E também pôs a eternidade no coração do homem (Ec 3:11)

Sabemos o que é eternidade? Se a resposta for negativa, é coerente que não saibamos lidar com ela.

Começo por dizer que a eternidade não é um tempo muito comprido; na verdade, trata-se de uma medida de distância. Bem compreendida, transforma-se em uma medida de proximidade. Porque encontramos meios de trazer para o presente o que está distante no passado e no futuro, como o fazemos com a saudade e com a esperança, por meio da fé. 

A eternidade é um lugar. Melhor dizendo, um espaço — presente e de presença. Quando atinamos com ele, e o acessamos; quando entramos nele, conseguimos vencer, em grande parte, os limites, as correntes, as cadeias do tempo.

Nesse lugar, que às vezes acessamos por acidente, estão presentes — e acessíveis — as realidades mais verdadeiras, concretas e permanentes da experiência humana. Nesse lugar permanecem momentos, afetos, pessoas, abraços, sorrisos, gestos e fatos que nossas vidas construíram. Ali estão com o sinal, com o carimbo da onipresença. 

Nesse lugar estão guardadas as “obras das nossas mãos”. Não todas; apenas aquelas que tenham sido confirmadas pelo Autor do tempo.

Aqueles que pertencem à eternidade, ou seja, em cujo coração ela foi semeada, são como flechas de fogo que cortam horizontalmente, como um meteoro incandescente, os céus do tempo. Deixam nele as suas marcas, o seu rastro, mas vêm de muito longe e seguem seu curso, depois de terem atravessado as eras.

O que Deus colocou no coração do homem foi um dom; ali ele plantou a semente da eternidade. Assim como nos presenteou com sua imagem e semelhança, em termos da capacidade de amar, de desenvolver afetos e misericórdias; de escolher o bem e o belo (e aborrecer o mal); assim como nos deu o dom da criação (artes e ofícios, procriação, perdão, reconciliação, devoção e adoração); assim também nos presenteou com o dom de habitar certos lugares que chamamos de “lugares celestiais”, onde o que foi ainda é; e o que está por vir já nos é acessível. 

Ainda exilados no tempo e no espaço, manifestamos em nós capacidades, habilidades e competências que denunciam nossa natureza extra-temporal; nossa capacidade — hoje tão limitada, tão atrofiada — de “nos ambientar na eternidade”. 

Nem sempre percebemos que há coisas que fazemos e sentimos na eternidade; ou seja, coisas que não passam, não ficam para trás no tempo, nem estão distantes no futuro. 

Há gestos, palavras, sentimentos e emoções que ficam; que são; que estão; que estão aqui; estão agora.

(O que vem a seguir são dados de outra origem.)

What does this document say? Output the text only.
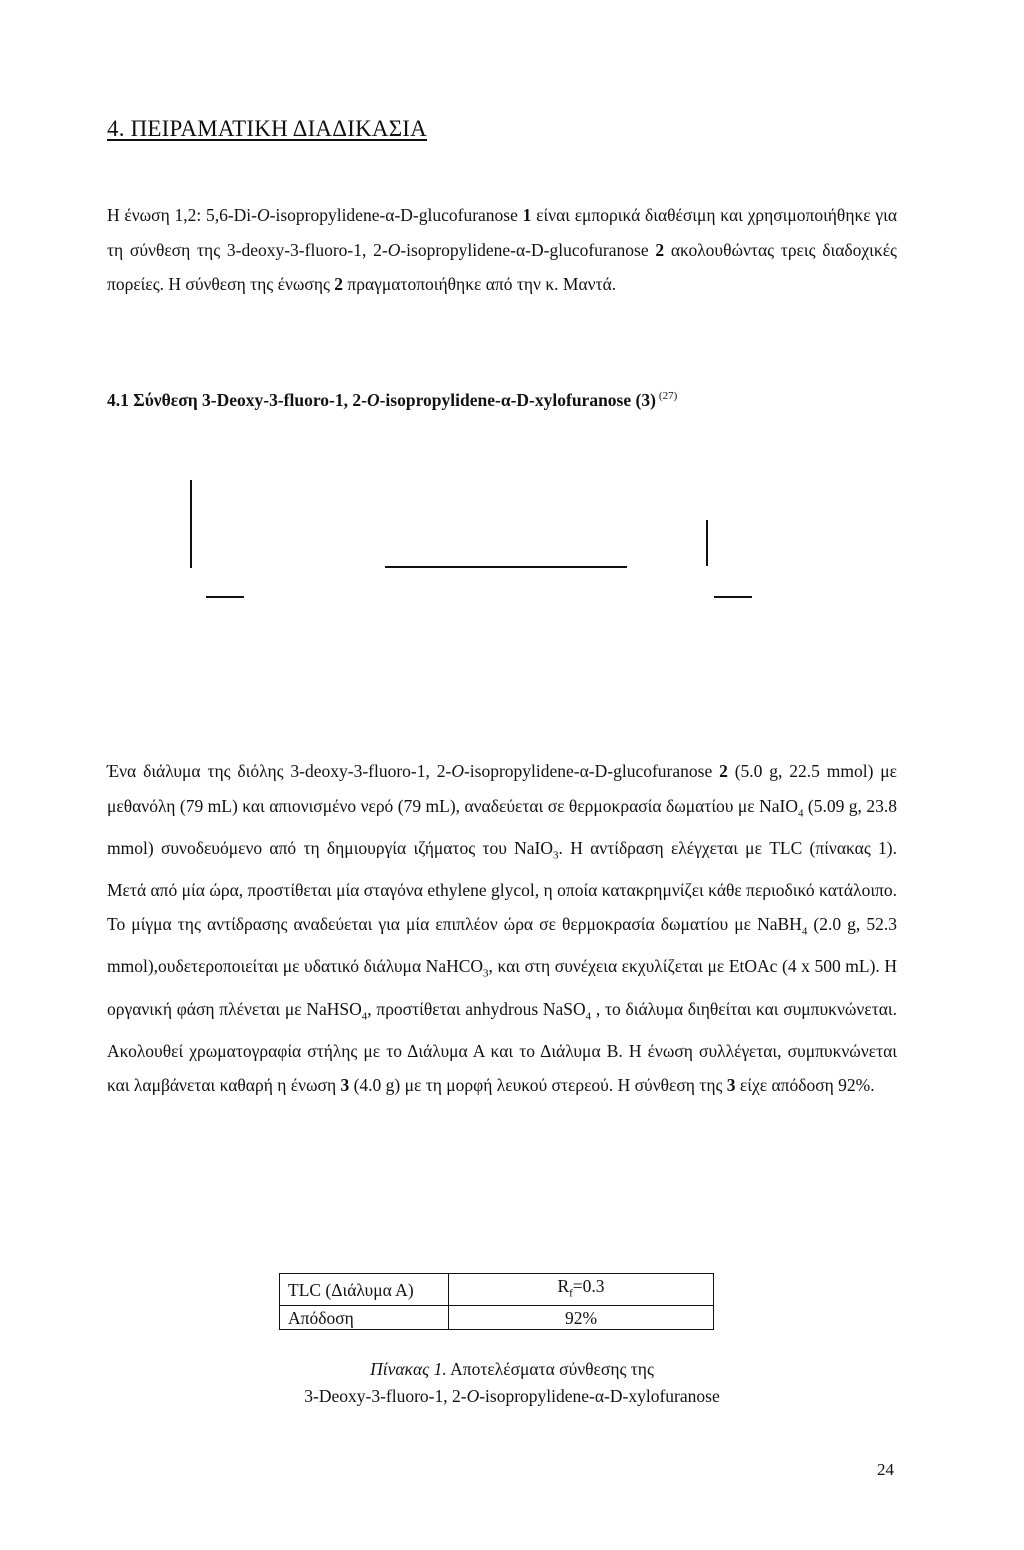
4. ΠΕΙΡΑΜΑΤΙΚΗ ΔΙΑΔΙΚΑΣΙΑ

Η ένωση 1,2: 5,6-Di-O-isopropylidene-α-D-glucofuranose 1 είναι εμπορικά διαθέσιμη και χρησιμοποιήθηκε για τη σύνθεση της 3-deoxy-3-fluoro-1, 2-O-isopropylidene-α-D-glucofuranose 2 ακολουθώντας τρεις διαδοχικές πορείες. Η σύνθεση της ένωσης 2 πραγματοποιήθηκε από την κ. Μαντά.

4.1 Σύνθεση 3-Deoxy-3-fluoro-1, 2-O-isopropylidene-α-D-xylofuranose (3) $^{(27)}$

Ένα διάλυμα της διόλης 3-deoxy-3-fluoro-1, 2-O-isopropylidene-α-D-glucofuranose 2 (5.0 g, 22.5 mmol) με μεθανόλη (79 mL) και απιονισμένο νερό (79 mL), αναδεύεται σε θερμοκρασία δωματίου με NaIO$_4$ (5.09 g, 23.8 mmol) συνοδευόμενο από τη δημιουργία ιζήματος του NaIO$_3$. Η αντίδραση ελέγχεται με TLC (πίνακας 1). Μετά από μία ώρα, προστίθεται μία σταγόνα ethylene glycol, η οποία κατακρημνίζει κάθε περιοδικό κατάλοιπο. Το μίγμα της αντίδρασης αναδεύεται για μία επιπλέον ώρα σε θερμοκρασία δωματίου με NaBH$_4$ (2.0 g, 52.3 mmol),ουδετεροποιείται με υδατικό διάλυμα NaHCO$_3$, και στη συνέχεια εκχυλίζεται με EtOAc (4 x 500 mL). Η οργανική φάση πλένεται με NaHSO$_4$, προστίθεται anhydrous NaSO$_4$ , το διάλυμα διηθείται και συμπυκνώνεται. Ακολουθεί χρωματογραφία στήλης με το Διάλυμα Α και το Διάλυμα Β. Η ένωση συλλέγεται, συμπυκνώνεται και λαμβάνεται καθαρή η ένωση 3 (4.0 g) με τη μορφή λευκού στερεού. Η σύνθεση της 3 είχε απόδοση 92%.

TLC (Διάλυμα Α)	$R_f=0.3$
Απόδοση	92%

Πίνακας 1. Αποτελέσματα σύνθεσης της
3-Deoxy-3-fluoro-1, 2-O-isopropylidene-α-D-xylofuranose

24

Que têm mais proximamente a natureza de Deus, porque vieram dele. Nesse sentido, a eternidade é o lugar onde os reencontramos. Estão lá; permanecem eternos. 

Um dia as correntes do tempo serão rompidas e, retirado o véu, essas pessoas, esses sentimentos, esses momentos, essa verdade e concretude que hoje não sabemos definir, mas que percebemos como sonhos, visões, saudades, esperanças e memórias, caras e únicas, tudo isso estará presente novamente — eternamente. E perceberemos que, à semelhança daquele que nos criou, quase que inconscientemente, dissemos “haja” a realidades eternas, que passaram a ter a nossa marca — e, claro, o carimbo do Senhor do Tempo.